I spend the larger half of last week studying elliptic curves and understanding possible stage II extensions, rather than coding. I got stuck at a lot of places and had to read a lot to understand. Implementing stage II was certainly harder than stage I. More on that a bit later, first I'll summarize the work I have done this week for those who are in a hurry and cannot read the whole post.
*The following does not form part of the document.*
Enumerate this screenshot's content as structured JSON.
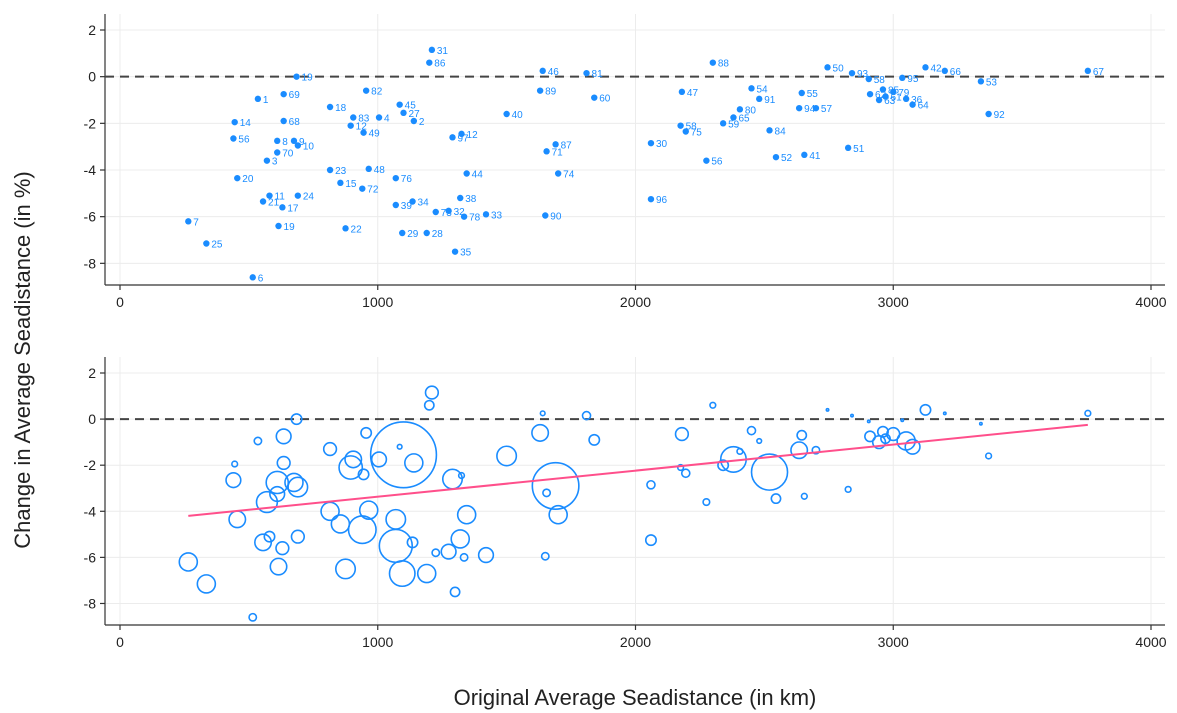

In case someone is wondering where all the code I had blogged about in the last post went, it got shifted to the fmpzfactor module. My mentor siggested that it is better to move them to the fmpzfactor module, as these functions are highly specialised, and are not likely to be used in any way other than in ECM. This week I implemented not so optimized versions of:
Apart from this, I also edited the group operation functions (double, add and multiply). I realised I was not taking care of corner cases (which involve the point O). This was causing a lot of bugs. You can have a look at my recent commits here.
It's quite weird Github shows the author to be unrecognised. I guess I forgot to set the global email in got config while setting up git again (I messed up my computer some time back, had to reinstall OSX).
Once I was done with the stage I implementation, I started thinking about how to implement the stage II. My first step was to implement a naive stage II, which computes a scalar multiple of the point at the end of stage I for each prime between B1 and B2 (The two bounds). You can have a look at this algorithm in this paper (Algorithm 1). Now this was quite simple, as I already had all the functions required at my disposal (done in week 1). However this turned out to be quite inefficient.
To optimize this, the first algorithm that I tried out was in Prime Numbers, A computational Perspective (page 353). I decided to implement this primarily because it used Montgomery coordinates, and seemed straightforward enough. However, after spending a day and a half on it, I couldn't implement it correctly. There seemed nothing wrong with my implementation, but it just didn't factor a number, no matter how large the B2 was. So I decided to start looking for papers which follow a different technique.
I came across another algorithm in (this paper)[https://www.iacr.org/archive/ches2006/10/10.pdf] (Algorithm 4). I went forward an implemented it, only to get bad news again. The algorithm never finished running. After spending qutie some time on debugging, I realised there were mistakes in my group operation functions. Maybe this was the reason for my first implementation of stage II not working too.
When I sat down to recheck the group operations I had coded earlier, I came across a very weird thing. When I computed the point 4Q (using the Montgomery ladder) and the same point using addition (3Q + Q), my answers did not match. I found this quite weird, considering that my implementations were correct. I ended up asking a question on math exchange, only to realize that the points were in fact the same! What I had forgotten was that I am dealing with projective coordinates. So the absolute value of the coordinates need not match, however their ratio will always be the same. I was stuck at a non issue for more than a day :/
My goals for next week are to optimize the stage II further. I have been looking at some techniques such as the FFT continuation for ECM, which completely avoids calculating a table of prime numbers. I haven't really looked into it, I will be doing so in this week. Once I'm sure about what code I will be using for ECM, I'll code an mpn layer version for it.